Alla Camera non passa l'emendamento del Pdl su un seggio aggiuntivo al Parlamento europeo. E Bocchino fa sapere che i finiani non daranno la fiducia al governo

Governo battuto per due volte alla Camera. Colpa del partito di Fini, che ha votato con l'opposizione. L'oggetto del contendere è un emendamento all'articolo 4 che riguarda la ratifica delle modifiche al Trattato dell'Unione Europea che assegna all'Italia un seggio in più al parlamento di Strasburgo. L'emendamento in questione, nel testo di Giuseppe Calderisi, voleva modificare il sistema di calcolo di assegnazione del seggio, in modo che il posto andasse al Pdl e non all'Udc, come previsto. Ma Fli ha votato contro, insieme a Pd, Idv e Udc.  

L'emendamento è stato quindi battuto, a scrutinio segreto, con 290 voti contrari e 251 favorevoli. Il governo si è rimesso all'aula, ma le avvisaglie di crisi continuano a farsi sentire, in attesa del 14 dicembre, giorno del voto di fiducia.
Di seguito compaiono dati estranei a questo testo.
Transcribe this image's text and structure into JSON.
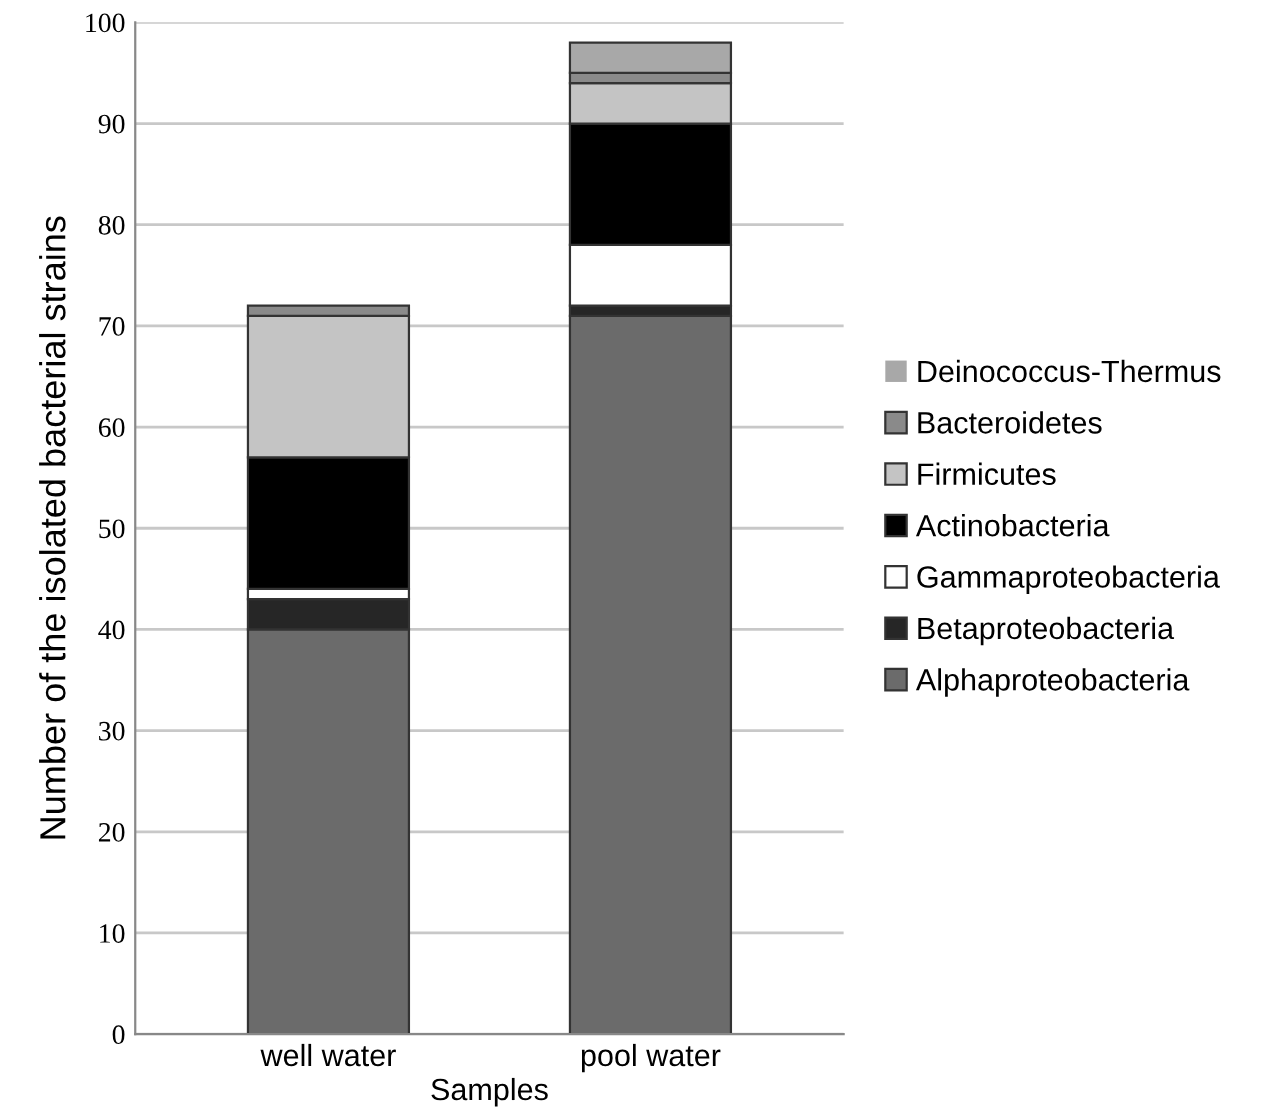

Il capogruppo di Futuro e libertà, Italo Bocchino, fa sapere che i finiani non voteranno la fiducia al governo: "E' evidente che non ci sono le condizioni per cui noi possiamo votare in questo momento la fiducia al governo Berlusconi". Poi si dice sicuro che Berlusconi "sceglierà la via più saggia, che è quella delle dimissioni per evitare di essere sfiduciato e non c'è dubbio che il passaggio parlamentare non può non essere legato a un elemento di discontinuità".